[Met Tour] CID:156900

City Auditorium, Houston, Texas, Tue, May 1, 1951

Review 1:

Review of Ann Holmes in the Houston Chronicle
Appealing Performance of “Faust” Ends Opera Season

The Metropolitan Opera concluded its second and last performance in Houston’s “little season” of opera in City Auditorium Tuesday night with an appealing performance of “Faust.”

The Gounod opera has long been a favorite of the standard grand opera repertoire, and was, as a matter of fact, the first opera presented at the Met when it opened its New York house in 1883.

“Faust” is a representative of that school of French opera where literary works have shown a great influence, and where the emotions of the characters are actually the feature of the story rather than a motivating force, as they were in the Italian operas including Monday night’s “Il Trovatore.”

“Faust” is a medieval legend which Goethe immortalized of the philosopher who, having sacrificed youth and pleasure in his search for knowledge, suddenly realizes he has missed out on half the fun. He curses all human pleasure, then invokes the aid of Satan. Much to his surprise a tall gent with a feather in his cap and all the savoir faire in the world blows in on the window. It is Mephistopheles.

The two make a historical bargain. Faust should again become young, and may court the lady Marguerite with the aid of Mephisto if in the hereafter Faust will agree to serve Satan.
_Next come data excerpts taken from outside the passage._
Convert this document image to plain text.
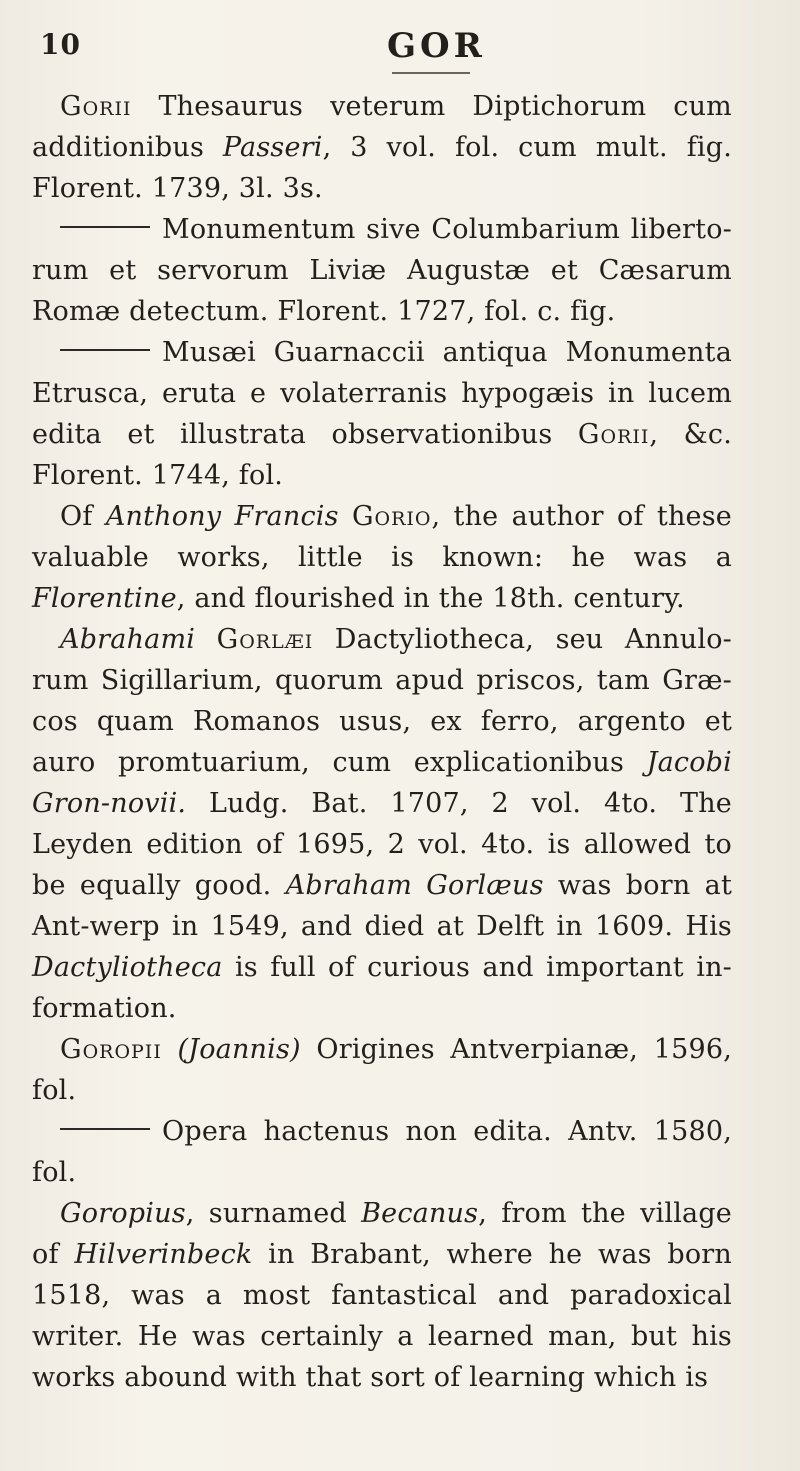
10	GOR

Gorii Thesaurus veterum Diptichorum cum additionibus Passeri, 3 vol. fol. cum mult. fig. Florent. 1739, 3l. 3s.

Monumentum sive Columbarium liberto-rum et servorum Liviæ Augustæ et Cæsarum Romæ detectum. Florent. 1727, fol. c. fig.

Musæi Guarnaccii antiqua Monumenta Etrusca, eruta e volaterranis hypogæis in lucem edita et illustrata observationibus Gorii, &c. Florent. 1744, fol.

Of Anthony Francis Gorio, the author of these valuable works, little is known: he was a Florentine, and flourished in the 18th. century.

Abrahami Gorlæi Dactyliotheca, seu Annulo-rum Sigillarium, quorum apud priscos, tam Græ-cos quam Romanos usus, ex ferro, argento et auro promtuarium, cum explicationibus Jacobi Gron-novii. Ludg. Bat. 1707, 2 vol. 4to. The Leyden edition of 1695, 2 vol. 4to. is allowed to be equally good. Abraham Gorlæus was born at Ant-werp in 1549, and died at Delft in 1609. His Dactyliotheca is full of curious and important in-formation.

Goropii (Joannis) Origines Antverpianæ, 1596, fol.

Opera hactenus non edita. Antv. 1580, fol.

Goropius, surnamed Becanus, from the village of Hilverinbeck in Brabant, where he was born 1518, was a most fantastical and paradoxical writer. He was certainly a learned man, but his works abound with that sort of learning which is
Faust’s romance with Marguerite is perhaps less discreet than it might have been, and the consequences are the obvious ones. Marguerite slays her child, puts Faust away from her and at the close of the fourth act has saved her own soul, while Faust and Mephisto were left waiting for the down elevator as it were.

Faustus, Giuseppe di Stefano, moved about with the uncertainty of a man in a spell, which was actually his plight. There was little suppleness in the Di Stefano stage movements and not much power or personal projection. His tenor voice, however, was at all moments an able instrument. The celebrated aria, “Salut demeure” was sung with vocal authority if no marked passion.

Soprano Lady Love

Victoria de los Angeles, possessor of a soprano voice of resonance and beauty, portrayed the lady love, Marguerite. The de los Angeles voice was more representative of the usual vision of Marguerite than was Miss Angeles’s stocky build, but nevertheless she conjured sympathy and created some poignant moments. Her song at the spinning wheel, “Regained a King in Thule of Old,” was gentle and moving.

Among the musical high points in the evening were the several appearances of baritone Frank Guarrera, an artist whose voice will no doubt bring him into roles of greater significance than his supporting one in “Faust.” Richly textured, well rounded tones, and a marvelous fluid freeness make his voice a delight to hear.

The rousing “Soldier’s Chorus,” too, was to be a chorus-and-orchestra climax, while the Walpurgis Night ballet offered stage movement and color, if not the precision and artistry one expects from Ballet Theatre, dance components of the opera.